A blog by Oleg Shilovitsky
Information & Comments about Engineering and Manufacturing Software

PLM Open Source Tradeoff

PLM Open Source Tradeoff
olegshilovitsky
olegshilovitsky
30 April, 2010 | 4 min for reading

I’m continuing to hear comments about importance of Open Source for PLM. It comes to me multiple ways during the last year, and I have to say that the overall knowledge about what means Open Source in various aspects related to software code, different type of licenses, customer communities. I think that PLM Open Source industry conversion is growing. Today, I want to figure out what is a potential tradeoff in Open Source PLM implementation. In my view, if a customer is thinking about Open Source, he needs to make a potential tradeoff in the context of the following three aspects: Business, Community and Technology.

The Business
Every manufacturing company is thinking in terms of their core business. What are the areas of innovation and how they can develop their market competitive advantages? Product Lifecycle Management has a direct impact on the development of company competence via providing services and tools to develop products, provide service and optimize engineering and manufacturing processes. For many years, making business with IBM was considered as a safe business decision. As soon as you put your core development processes into IBM safe deposit box, you will be ok. In my view, it is a still right way. And if you company is ready to pay a premium price for making business with IBM-like providers you can do it. However, you will need to play according to the IBM (and other rules). In every business, you have multiple risks and to choose how to manage them is your own choice. Your tradeoff with Open Source PLM is to choose a more vulnerable solution. You are taking definite risk stepping into this pathway. Even so, you can find appropriated options to compensate your risks by hiring more knowledgeable team or paying subscriptions. This is your choice, of course.

The Community
This is a very interesting aspect. In general you can consider a community contribution as a tax. Do you like taxes? This is a very good question :). My answer is – it is depending on how it will be used. If I think about old days standard creation communities presented sponsored by vendor and targeted to produce sort of a common denominator between different vendors. Nowadays, we can see a significant change in the way community can be created, valued and in the end monetized. To be a member of a community today means to have the most trusted relationships and information about what is going on. The common opinion of community members (vendors, customers, industry professionals) can have a different level of trust in comparison to the opinion of a single vendor. When you work with a specific vendor you can think in terms of committed relationships. This is an important for business and provide definite value. However, you can exchange this value and have a community opinion about what is trusted way to implement PLM that will be proven by community members. You won’t be able to convert to the legal terms, so it will be your decision in the end. So, this is another tradeoff, in my view.

The Technology
I had chance to write some topics about innovation and PLM technologies before. The technology is certainly matters, and you want to use the best one to help you to develop innovative products. I think all PLM vendors these days have an impressive technological development. You can choose the best one for you and use it. The importance of this option should not be underestimated. This is still the most straightforward way to use technological development in production. On the contrary, I can say that technology innovation of well established software companies is following a particular pattern driven by multiple customer, business and product commitments. So, you are paying tax to have a committed technological roadmap. However, what if you want to have a risky business decision to drop this commitment in exchange of being involved into the community of technological and product innovation. This is a tradeoff. However, it may pay off by getting an access to something that well balanced and diversified due to community involvement.
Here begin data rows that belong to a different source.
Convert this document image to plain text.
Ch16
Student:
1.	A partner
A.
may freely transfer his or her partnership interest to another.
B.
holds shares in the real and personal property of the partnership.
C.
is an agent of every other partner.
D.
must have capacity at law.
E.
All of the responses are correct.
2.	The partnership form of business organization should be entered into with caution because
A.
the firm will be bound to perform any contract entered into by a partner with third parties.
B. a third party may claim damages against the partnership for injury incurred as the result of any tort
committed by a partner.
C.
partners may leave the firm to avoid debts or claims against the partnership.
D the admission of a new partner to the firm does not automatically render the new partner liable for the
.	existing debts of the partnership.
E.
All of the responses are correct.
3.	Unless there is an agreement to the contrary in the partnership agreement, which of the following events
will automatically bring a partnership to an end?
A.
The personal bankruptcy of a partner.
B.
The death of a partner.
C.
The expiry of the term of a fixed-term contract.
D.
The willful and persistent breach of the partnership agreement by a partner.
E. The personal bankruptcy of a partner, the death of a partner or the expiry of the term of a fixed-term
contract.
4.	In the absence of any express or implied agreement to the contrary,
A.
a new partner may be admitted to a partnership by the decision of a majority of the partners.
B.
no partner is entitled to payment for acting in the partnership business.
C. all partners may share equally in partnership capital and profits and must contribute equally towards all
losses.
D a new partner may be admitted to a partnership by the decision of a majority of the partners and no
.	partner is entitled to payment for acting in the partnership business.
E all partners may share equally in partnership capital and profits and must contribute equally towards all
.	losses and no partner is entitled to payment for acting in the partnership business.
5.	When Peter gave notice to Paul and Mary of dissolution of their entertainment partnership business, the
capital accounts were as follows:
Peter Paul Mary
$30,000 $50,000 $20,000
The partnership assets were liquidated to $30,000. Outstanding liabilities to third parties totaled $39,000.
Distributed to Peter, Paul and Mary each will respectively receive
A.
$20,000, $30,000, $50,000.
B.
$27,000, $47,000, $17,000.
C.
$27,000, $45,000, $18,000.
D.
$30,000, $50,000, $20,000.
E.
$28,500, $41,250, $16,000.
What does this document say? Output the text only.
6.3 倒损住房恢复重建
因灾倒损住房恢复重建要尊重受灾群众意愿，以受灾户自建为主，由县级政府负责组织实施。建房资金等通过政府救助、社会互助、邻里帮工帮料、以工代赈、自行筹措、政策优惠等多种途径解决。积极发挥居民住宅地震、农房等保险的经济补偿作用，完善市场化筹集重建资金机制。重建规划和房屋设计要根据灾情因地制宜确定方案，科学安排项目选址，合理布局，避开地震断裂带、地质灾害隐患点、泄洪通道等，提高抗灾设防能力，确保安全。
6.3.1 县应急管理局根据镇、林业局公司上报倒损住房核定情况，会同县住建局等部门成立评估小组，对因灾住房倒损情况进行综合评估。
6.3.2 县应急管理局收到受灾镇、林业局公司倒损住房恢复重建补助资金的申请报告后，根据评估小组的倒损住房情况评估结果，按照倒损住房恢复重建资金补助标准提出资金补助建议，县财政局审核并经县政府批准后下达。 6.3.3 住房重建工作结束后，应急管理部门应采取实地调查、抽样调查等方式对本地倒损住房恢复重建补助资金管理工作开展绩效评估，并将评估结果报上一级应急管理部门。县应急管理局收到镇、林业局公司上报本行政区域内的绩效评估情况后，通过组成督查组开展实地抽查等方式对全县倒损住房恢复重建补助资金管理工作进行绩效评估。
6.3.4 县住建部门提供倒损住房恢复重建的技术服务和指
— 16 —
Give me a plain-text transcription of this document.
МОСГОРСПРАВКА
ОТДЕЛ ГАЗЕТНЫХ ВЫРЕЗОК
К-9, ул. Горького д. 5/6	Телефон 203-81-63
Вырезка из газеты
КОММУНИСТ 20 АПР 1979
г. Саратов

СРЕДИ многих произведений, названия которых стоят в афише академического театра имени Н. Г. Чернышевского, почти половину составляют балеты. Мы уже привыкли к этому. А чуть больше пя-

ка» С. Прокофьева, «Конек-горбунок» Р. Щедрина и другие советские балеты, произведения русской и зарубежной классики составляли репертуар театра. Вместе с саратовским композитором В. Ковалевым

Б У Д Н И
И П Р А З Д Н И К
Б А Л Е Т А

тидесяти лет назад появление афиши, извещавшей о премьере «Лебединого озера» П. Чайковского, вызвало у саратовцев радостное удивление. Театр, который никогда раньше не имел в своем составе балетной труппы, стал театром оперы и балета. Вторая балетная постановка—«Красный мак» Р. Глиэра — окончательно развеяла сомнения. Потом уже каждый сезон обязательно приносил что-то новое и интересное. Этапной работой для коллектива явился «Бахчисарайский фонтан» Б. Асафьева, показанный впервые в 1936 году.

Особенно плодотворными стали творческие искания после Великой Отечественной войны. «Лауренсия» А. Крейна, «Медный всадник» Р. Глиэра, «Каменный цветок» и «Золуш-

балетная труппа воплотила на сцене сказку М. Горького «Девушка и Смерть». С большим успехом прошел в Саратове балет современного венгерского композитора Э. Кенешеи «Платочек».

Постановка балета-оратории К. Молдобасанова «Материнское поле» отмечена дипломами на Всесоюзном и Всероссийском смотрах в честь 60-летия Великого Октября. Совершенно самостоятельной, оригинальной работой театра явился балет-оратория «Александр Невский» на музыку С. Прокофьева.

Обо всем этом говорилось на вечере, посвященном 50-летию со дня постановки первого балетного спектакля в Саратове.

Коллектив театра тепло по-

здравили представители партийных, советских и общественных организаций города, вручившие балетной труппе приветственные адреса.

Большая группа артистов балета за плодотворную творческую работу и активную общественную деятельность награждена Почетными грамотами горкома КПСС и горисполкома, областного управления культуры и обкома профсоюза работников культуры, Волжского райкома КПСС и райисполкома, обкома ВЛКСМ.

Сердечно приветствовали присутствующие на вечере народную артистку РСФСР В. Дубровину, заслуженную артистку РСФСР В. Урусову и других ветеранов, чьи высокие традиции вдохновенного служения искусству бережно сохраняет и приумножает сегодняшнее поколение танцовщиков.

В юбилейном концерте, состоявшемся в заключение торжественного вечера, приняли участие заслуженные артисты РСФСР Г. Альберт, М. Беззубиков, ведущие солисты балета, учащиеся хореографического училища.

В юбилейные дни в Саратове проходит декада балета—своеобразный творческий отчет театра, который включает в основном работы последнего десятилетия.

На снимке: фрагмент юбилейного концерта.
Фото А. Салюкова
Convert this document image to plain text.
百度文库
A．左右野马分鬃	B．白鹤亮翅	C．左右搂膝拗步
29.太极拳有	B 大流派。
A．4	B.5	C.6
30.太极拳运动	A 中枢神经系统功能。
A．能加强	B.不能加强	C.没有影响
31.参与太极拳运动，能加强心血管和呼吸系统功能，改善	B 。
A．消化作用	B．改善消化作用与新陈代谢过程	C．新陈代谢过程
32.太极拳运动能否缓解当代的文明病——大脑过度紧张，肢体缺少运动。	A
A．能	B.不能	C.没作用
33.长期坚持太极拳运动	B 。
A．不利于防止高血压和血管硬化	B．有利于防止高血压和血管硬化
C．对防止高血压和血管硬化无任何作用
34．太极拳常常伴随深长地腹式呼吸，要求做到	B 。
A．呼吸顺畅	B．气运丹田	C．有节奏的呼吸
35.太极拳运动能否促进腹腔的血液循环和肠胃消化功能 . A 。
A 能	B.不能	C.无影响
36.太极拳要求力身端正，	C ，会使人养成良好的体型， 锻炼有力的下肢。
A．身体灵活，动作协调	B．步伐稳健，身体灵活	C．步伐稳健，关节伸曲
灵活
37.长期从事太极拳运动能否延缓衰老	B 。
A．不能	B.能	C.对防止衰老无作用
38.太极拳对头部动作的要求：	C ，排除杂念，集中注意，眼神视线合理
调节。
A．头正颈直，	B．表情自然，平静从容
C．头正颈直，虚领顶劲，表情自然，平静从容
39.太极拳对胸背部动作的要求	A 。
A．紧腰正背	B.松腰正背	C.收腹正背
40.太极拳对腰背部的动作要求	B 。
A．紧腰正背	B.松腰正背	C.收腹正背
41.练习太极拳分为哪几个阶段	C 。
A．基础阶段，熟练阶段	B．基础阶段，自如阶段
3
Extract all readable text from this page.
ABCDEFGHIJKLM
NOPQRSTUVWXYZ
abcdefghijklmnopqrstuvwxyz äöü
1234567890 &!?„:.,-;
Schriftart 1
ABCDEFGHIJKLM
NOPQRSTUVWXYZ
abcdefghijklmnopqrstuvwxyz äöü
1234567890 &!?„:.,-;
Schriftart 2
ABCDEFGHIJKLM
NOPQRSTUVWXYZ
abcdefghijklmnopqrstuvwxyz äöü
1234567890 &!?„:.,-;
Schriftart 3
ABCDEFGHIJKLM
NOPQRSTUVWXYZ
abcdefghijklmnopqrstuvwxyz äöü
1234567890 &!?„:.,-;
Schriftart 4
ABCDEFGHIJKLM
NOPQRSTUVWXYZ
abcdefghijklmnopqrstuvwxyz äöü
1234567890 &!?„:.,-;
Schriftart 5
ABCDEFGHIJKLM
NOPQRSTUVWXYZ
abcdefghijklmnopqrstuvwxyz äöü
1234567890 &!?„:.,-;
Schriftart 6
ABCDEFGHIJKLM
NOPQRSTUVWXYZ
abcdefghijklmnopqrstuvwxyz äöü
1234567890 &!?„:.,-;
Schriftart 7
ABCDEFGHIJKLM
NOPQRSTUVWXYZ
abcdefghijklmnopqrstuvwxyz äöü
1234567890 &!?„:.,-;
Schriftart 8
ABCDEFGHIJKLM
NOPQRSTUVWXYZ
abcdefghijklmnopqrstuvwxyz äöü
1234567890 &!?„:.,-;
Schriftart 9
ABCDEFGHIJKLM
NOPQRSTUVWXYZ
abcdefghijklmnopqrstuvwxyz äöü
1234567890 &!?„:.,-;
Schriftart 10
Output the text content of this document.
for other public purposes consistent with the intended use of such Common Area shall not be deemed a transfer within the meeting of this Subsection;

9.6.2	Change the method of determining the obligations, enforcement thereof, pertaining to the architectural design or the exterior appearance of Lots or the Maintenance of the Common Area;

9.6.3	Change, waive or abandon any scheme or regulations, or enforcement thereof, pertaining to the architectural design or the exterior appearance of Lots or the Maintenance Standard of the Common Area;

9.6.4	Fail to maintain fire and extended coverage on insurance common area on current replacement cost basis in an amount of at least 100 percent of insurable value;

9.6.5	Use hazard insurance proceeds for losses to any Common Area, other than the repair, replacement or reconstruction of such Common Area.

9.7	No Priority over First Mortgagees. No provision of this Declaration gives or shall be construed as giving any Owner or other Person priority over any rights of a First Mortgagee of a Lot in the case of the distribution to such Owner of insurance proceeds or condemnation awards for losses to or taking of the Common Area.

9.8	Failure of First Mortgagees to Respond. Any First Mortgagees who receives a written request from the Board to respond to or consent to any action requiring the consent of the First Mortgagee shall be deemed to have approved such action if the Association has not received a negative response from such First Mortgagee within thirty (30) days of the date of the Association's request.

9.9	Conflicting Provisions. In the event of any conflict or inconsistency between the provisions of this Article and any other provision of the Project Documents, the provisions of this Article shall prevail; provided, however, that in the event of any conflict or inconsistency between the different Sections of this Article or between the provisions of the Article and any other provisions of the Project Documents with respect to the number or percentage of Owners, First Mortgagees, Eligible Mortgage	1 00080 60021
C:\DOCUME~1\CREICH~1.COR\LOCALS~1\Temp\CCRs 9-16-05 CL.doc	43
Here is my simple take on PLM open source. I’m trying to think about industry and not about a specific vendor. Most of the debates I’m hearing about PLM open source is too focusing on a comparison between PLM software that coming from mindshare PLM leaders and Aras PLM. I think this is a wrong focus. In my view, we need to be more focused on customers and benefits of the industry. I certainly see lots of customers that will not have benefits from open source. However, I see many customers that can consider open source tradeoff as an appropriated way and will try to get a value from open source and an ability to build a wide community of customers related to PLM implementations.

Just my thoughts and the decision is yours.